When I translated your story “My Danish Uncle”into Estonian in 2010, the refugee crisis was just beginning to unfold in Europe. Your debut novel Hanuman’s Journey to Lolland, which explores the attitudes of people who left their homelands towards a bloated and self-centric Europe, was published at around the same time. What feelings do you have now when seeing what’s happening on the EU’s borders – i.e., Poland and Lithuania?
“May the gods save me from becoming a stateless refugee! This is the most pitiful of all pains, death is better.” Medea, Euripides. When I attended the Writers Reunion in Lahti (LIWRE) – I guess, it was in 2017 – I compared the refugee crisis with the famous painting The Raft of Medusa by Theodore Gericault, and I believe I said everything, my opinion has not changed since, it’s just become even more pessimistic.
Tell me a little about your latest novel, Theater of Horrors.
I wrote about people of my age, or a bit older, unemployed, and estranged, lost, divorced, embittered, despaired.
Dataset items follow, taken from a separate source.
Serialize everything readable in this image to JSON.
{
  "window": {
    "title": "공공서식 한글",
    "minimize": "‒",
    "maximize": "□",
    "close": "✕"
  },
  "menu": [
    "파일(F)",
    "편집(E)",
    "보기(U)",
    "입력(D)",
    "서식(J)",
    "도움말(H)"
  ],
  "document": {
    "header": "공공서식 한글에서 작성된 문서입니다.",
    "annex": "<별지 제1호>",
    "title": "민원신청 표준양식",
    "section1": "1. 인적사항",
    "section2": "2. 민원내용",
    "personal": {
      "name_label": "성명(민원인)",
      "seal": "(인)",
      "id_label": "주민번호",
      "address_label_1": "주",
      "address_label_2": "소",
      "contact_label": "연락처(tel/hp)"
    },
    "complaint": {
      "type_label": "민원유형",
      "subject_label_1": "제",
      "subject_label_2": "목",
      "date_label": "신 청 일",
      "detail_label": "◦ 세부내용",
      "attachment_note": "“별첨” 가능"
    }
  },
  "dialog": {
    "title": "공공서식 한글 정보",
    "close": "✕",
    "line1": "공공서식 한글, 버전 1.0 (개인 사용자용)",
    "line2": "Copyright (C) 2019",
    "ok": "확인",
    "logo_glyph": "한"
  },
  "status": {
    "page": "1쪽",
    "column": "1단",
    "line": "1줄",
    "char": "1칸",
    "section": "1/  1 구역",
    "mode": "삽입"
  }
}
They enter into all sorts of humiliation for money, they participate in a freak show. They wear the masks of a zombie; they move like zombies and the other people (customers) pay for the show and hunt them with paintball rifles. And some of the visitors step over the line and do some evil harm to the miserable in masks, but it does not stop most of my characters from going out into the fields in masks.
It’s a personal novel too. I reflect on what art is for me, does it really have to be entertainment? What is art, what is beauty? For instance, I find ugly things beautiful. I like abandoned places, ruined houses, old cars, I take pictures of cracks in the ceilings, old paint peeling off the walls – I see pure impressionism in some of those. I like the artists like Francis Bacon and Zdzisław Beksiński. I wrote a screenplay for Yevgeny Yufit, who was a necrorealism artist and filmmaker from Saint Petersburg.
Theater of Horrors is a chivalric romance of our time; although ‘chivalric’ in the spirit of Cervantes. We need heroes, we need artists, we need those who are out of the ordinary. One of my characters makes a theater of horrors in an old, abandoned factory, and he makes those horrible sculptures of the Soviet past, the bureaucrats, the military man, the miserable soviet people, the killed, the martyrs, the murders, etc., the grand exhibition, a sort of encyclopedia of Soviet horrors. We need to get those demons out, and he does, he exhibits them. And it has to be done. +
You turned 50 on Christmas Eve, 2021 – my heartfelt congratulations! For whom are you writing now, in these difficult and convoluted times?
It is always hard to write. It is not easier to write when everything is hunky-dory. I write for no particular audience, which makes it all simple. I have stuff on my mind, I live with it, I put it into my journal, the material accumulates, I think of it and decide whether or not it is worthy of being used in a novel or a story. I do not know who is going to read it.